Rugosité, masse, mutation.
Transcription à l'encre de la matière rocheuse. Dessin
rapide sur un papier qui se déforme en absorbant l'eau et laisse apparaître sa
tranche. La forme prend une grande partie de la surface du papier, elle est
proéminente et oscille entre la tâche, les traits du pinceau et la
représentation d'un volume massif aux aspérités rugueuses et dures. Forme
centrale et frontale, en lévitation ou en chute, elle évoque une solidité mais
également un mouvement, un mécanisme lent de transformation et d'expansion.
Il y a le procédé du déplacement et celui de l’ellipse. Je
choisis des objets existants que je sépare de leur contexte : ils deviennent des
motifs que je m’approprie en déplaçant ou occultant un élément de leur
constitution. Une brèche s’ouvre de l’objet réel à l’objet représenté, je crée
un écart pour mieux me distancier de l’objet réel, le réinterpréter, lui donner
un sens nouveau, le subvertir. Mes sculptures se situent dans un entre-deux qui
les rendent instables et ambigües.
Formée à la broderie, je défais ce savoir-faire en le
détournant : dans sa technicité, par le déplacement de matériaux et dans sa
fonction décorative par le choix de motifs inappropriés.

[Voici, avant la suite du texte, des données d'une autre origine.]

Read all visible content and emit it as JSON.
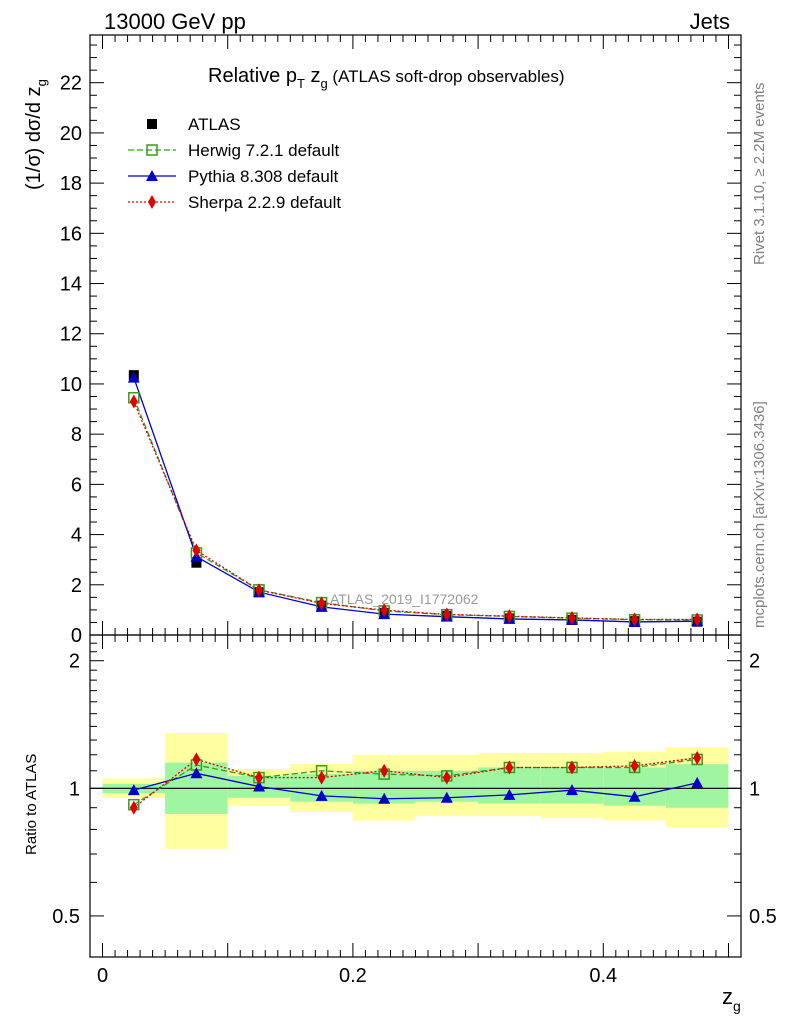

Je m’intéresse à la présence de l’objet et à sa valeur
physique. Mon processus de travail est manuel et implique le corps dans un
rapport performatif au matériau. Je me lance dans des entreprises dont l’issue
est incertaine et les problèmes se résolvent au fur et à mesure. Cela exige
parfois des temps longs de travail et me met à l’épreuve physique et
psychologique.
Je me donne une règle, un principe conceptuel, que
j’applique de manière répétitive, dans un laps de temps indéfini. La matière
choisie vient interférer avec le cadre : souvent réfractaire, elle crée des
déviations, des aléas de parcours, des trames imparfaites. La réalisation de la
plupart de mes pièces ne relève pas d’une technique, mais d’actions simples
telles que : coudre, tisser, superposer, modeler.
A travers mon travail
j’expérimente différentes temporalités et je questionne les notions contraires
de force et fragilité, de lien et absence de lien, de continuité et
discontinuité.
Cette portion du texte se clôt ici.